Opens the door to a new class of borrower

Single-family rental: Is it really a new asset class or a just trade? When institutional investors started buying large pools of these assets three or four years ago, no one was really sure. However, the steady stream of new SFR deals in 2014, the market’s appetite for them and the potential liquidity that multi-borrower transactions could bring this market all suggest that SFR is definitely a business, not an anomaly.

In a little more than a year, the number of SFR securitizations has gone from zero to 10. At the end of 2014, Keefe Bruyette & Woods reported the first generation of SFR deals contained 38,000 properties with a collateral value of $7.5 billion came to market. Already this year that figure has grown by another $1 billion. Put another way, this emerging market is now nearly the size of the more mature private-label RMBS market, which struggled to hit $8.8 billion in securitizations last year.

Structurally, the single-borrower deals that we have seen so far are a hybrid of RMBS and CMBS in that their collateral is individual residential properties, but there is a single institutional borrower and the bonds are backed by rental cash flows. Invitation Homes’ second deal, valued at $993 million, was the largest transaction to date both in terms of dollars and the number of properties included. Most of the deals have had relatively short terms: usually two or three years with one-year options to extend. But one deal—American Homes’ second offering last fall—sold bonds with 10-year terms and sent a clear message to the market that institutional investors are in this business for the long term.

At yesterday’s SFR securitization panel at ABS Vegas, John Gibson from PWC, noted that the SFR market had made great strides already, and co-panelist Ryan Stark from Deutsche Bank said that he expected $10 to $12 billion in SFR transactions in 2015. In the next two years, Stark estimated that tens of thousands of these properties would find their way into securitizations.

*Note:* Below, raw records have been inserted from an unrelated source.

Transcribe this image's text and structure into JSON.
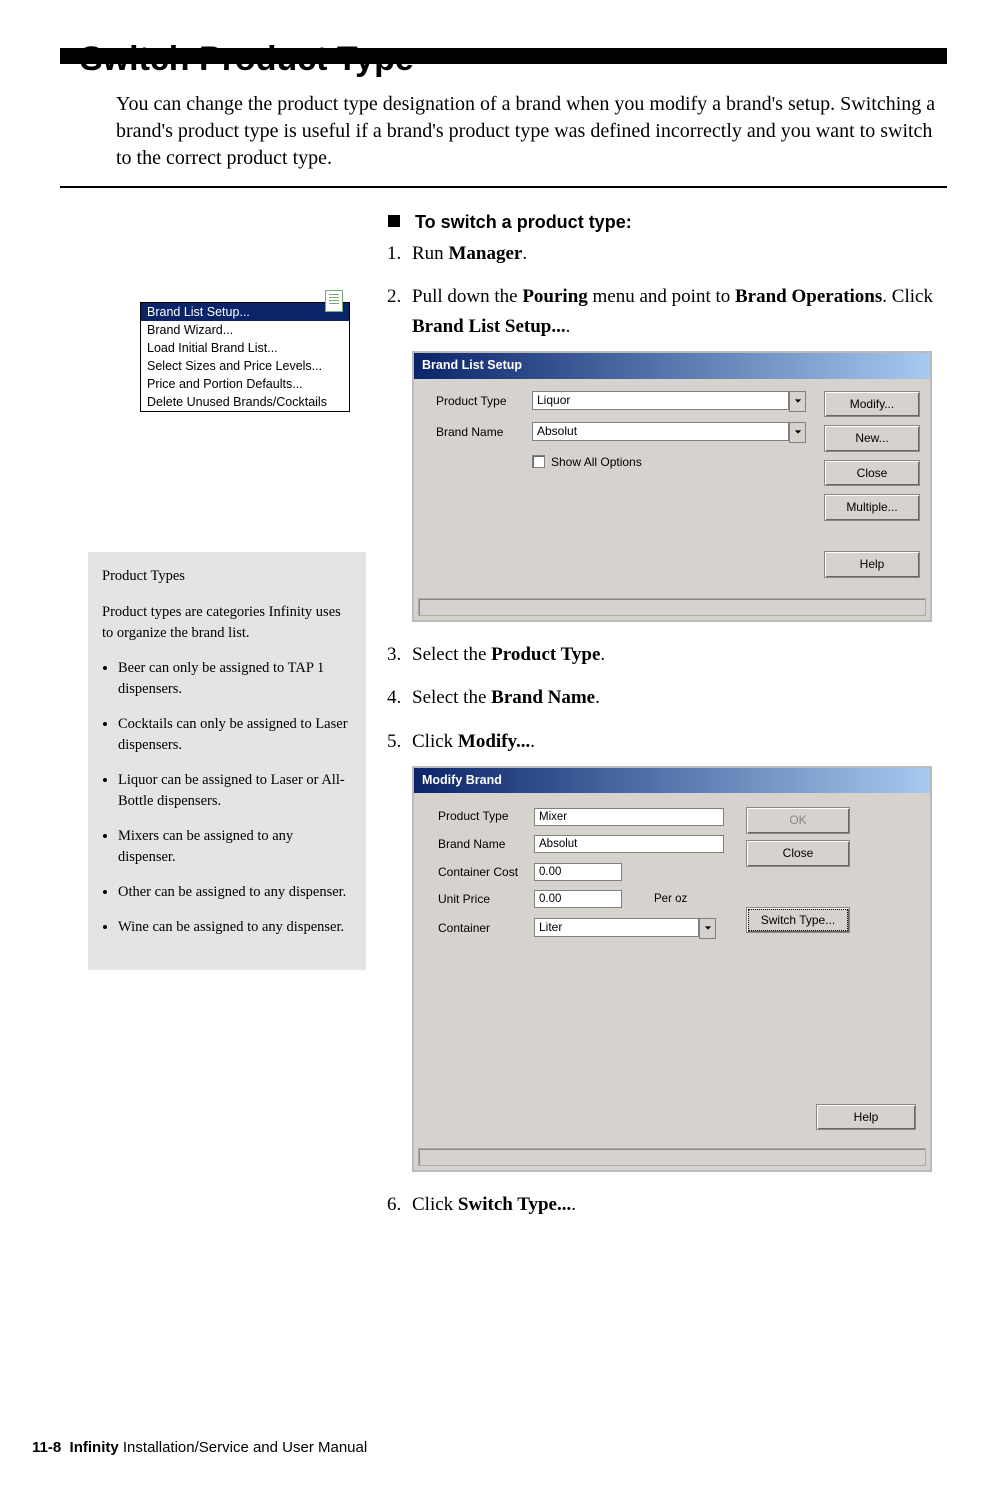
{
  "page": {
    "title": "Switch Product Type",
    "intro": "You can change the product type designation of a brand when you modify a brand's setup. Switching a brand's product type is useful if a brand's product type was defined incorrectly and you want to switch to the correct product type.",
    "footer_pagenum": "11-8",
    "footer_product": "Infinity",
    "footer_manual": " Installation/Service and User Manual"
  },
  "menu": {
    "items": [
      "Brand List Setup...",
      "Brand Wizard...",
      "Load Initial Brand List...",
      "Select Sizes and Price Levels...",
      "Price and Portion Defaults...",
      "Delete Unused Brands/Cocktails"
    ]
  },
  "sidebar": {
    "title": "Product Types",
    "desc": "Product types are categories Infinity uses to organize the brand list.",
    "bullets": [
      "Beer can only be assigned to TAP 1 dispensers.",
      "Cocktails can only be assigned to Laser dispensers.",
      "Liquor can be assigned to Laser or All-Bottle dispensers.",
      "Mixers can be assigned to any dispenser.",
      "Other can be assigned to any dispenser.",
      "Wine can be assigned to any dispenser."
    ]
  },
  "proc": {
    "heading": "To switch a product type:",
    "step1_pre": "Run ",
    "step1_b": "Manager",
    "step1_post": ".",
    "step2_a": "Pull down the ",
    "step2_b1": "Pouring",
    "step2_c": " menu and point to ",
    "step2_b2": "Brand Operations",
    "step2_d": ". Click ",
    "step2_b3": "Brand List Setup...",
    "step2_e": ".",
    "step3_a": "Select the ",
    "step3_b": "Product Type",
    "step3_c": ".",
    "step4_a": "Select the ",
    "step4_b": "Brand Name",
    "step4_c": ".",
    "step5_a": "Click ",
    "step5_b": "Modify...",
    "step5_c": ".",
    "step6_a": "Click ",
    "step6_b": "Switch Type...",
    "step6_c": "."
  },
  "dlg1": {
    "title": "Brand List Setup",
    "labels": {
      "product_type": "Product Type",
      "brand_name": "Brand Name"
    },
    "values": {
      "product_type": "Liquor",
      "brand_name": "Absolut"
    },
    "checkbox": "Show All Options",
    "buttons": {
      "modify": "Modify...",
      "new": "New...",
      "close": "Close",
      "multiple": "Multiple...",
      "help": "Help"
    }
  },
  "dlg2": {
    "title": "Modify Brand",
    "labels": {
      "product_type": "Product Type",
      "brand_name": "Brand Name",
      "container_cost": "Container Cost",
      "unit_price": "Unit Price",
      "container": "Container",
      "per_oz": "Per oz"
    },
    "values": {
      "product_type": "Mixer",
      "brand_name": "Absolut",
      "container_cost": "0.00",
      "unit_price": "0.00",
      "container": "Liter"
    },
    "buttons": {
      "ok": "OK",
      "close": "Close",
      "switch": "Switch Type...",
      "help": "Help"
    }
  }
}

But the main focus of the panel was the next generation of SFR securitization, multi-borrower transactions, which represent a potentially much bigger market opportunity. Based on KBW’s calculations, multi-borrower deals could eventual become a $300-billion market: efficiently connecting the owners of the nation’s 14 million single-family rental properties to the capital markets.

Most observers believe that several of the large instructional players in the SFR space are working on multi-borrower deals, and the first could come in early 2015. The big question marks: who will be first and what will the deal look like?

While the panelists on Tuesday were tight lipped about the timing of the first deal, their comments provided insight into the challenges of structuring multi-borrower deals, and the differences between these deals and the current single-borrower securitizations.

The consensus was that these new deals would most likely include a mix of borrowers that would vary in size and sophistication.

“We’re seeing borrowers across the spectrum,” said Beth O’Brien from Colony American Finance. The universe of potential borrowers, she said, includes large regional owners of hundreds of properties, private equity-like funds buying distressed assets, build-to-rent players and mom and pop investors with just a handful of rental homes.

According to O’Brien, loan sizes could vary from $3 to $4 million for some borrowers down to $1 million for others. Her prediction: “$2.5 billion is the belly of the market.”

The loans will most likely be both recourse and non-recourse with fixed five- and 10-year terms.

O’Brien and other speakers were quick to point out that the size and diversity of the borrowers wasn’t necessarily a negative. Some smaller borrowers, for example, have been in the property management business for 20 years; while some may do their reporting on Excel or QuickBooks, others use the latest multifamily rental reporting software. Depending on the borrower, property might be done internally, like to large institutional players, or externally. “This is not correlated to size, ” O’Brien noted.

Similarly, Kruti Muni from Moody’s Investor Services noted that while the big institutional borrowers in the single-borrower deals enjoyed operational and cost advantages, smaller borrowers may be able to do rehabs and repairs themselves.

Carefully underwriting the sponsors, the property managers and units, and the markets will be essential, said O’Brien.

Several speakers noted the importance of reporting multi-borrower deals. “Reporting will be absolutely critical, and it must be consistent,” said Muni. Stacey Berger from Midland Servicers added that servicers will need “metrics to monitor the transactions and to aggregate and report to bondholders.”

Not everything will be “new”

SFR investing isn’t new, and many of the new borrowers have been doing it successfully for some time. What is new is that these deals will give a new class of borrowers an opportunity to access the capital markets.

Servicing these transactions will be similar to small balance multifamily loans, said Berger. Also, the structure of the new securitizations wouldn’t be radically different from single-borrower securities, according to Seth Messner from Katten Muchin Rosen. The documents in these deals would be similar to the single-borrower deals, but there would be multiple loan agreements and a pooling and servicing agreement, he said.

At the end of the session, Stark said he expects the first multi-borrower deal will come this year, “and once we see it, they’ll be more.”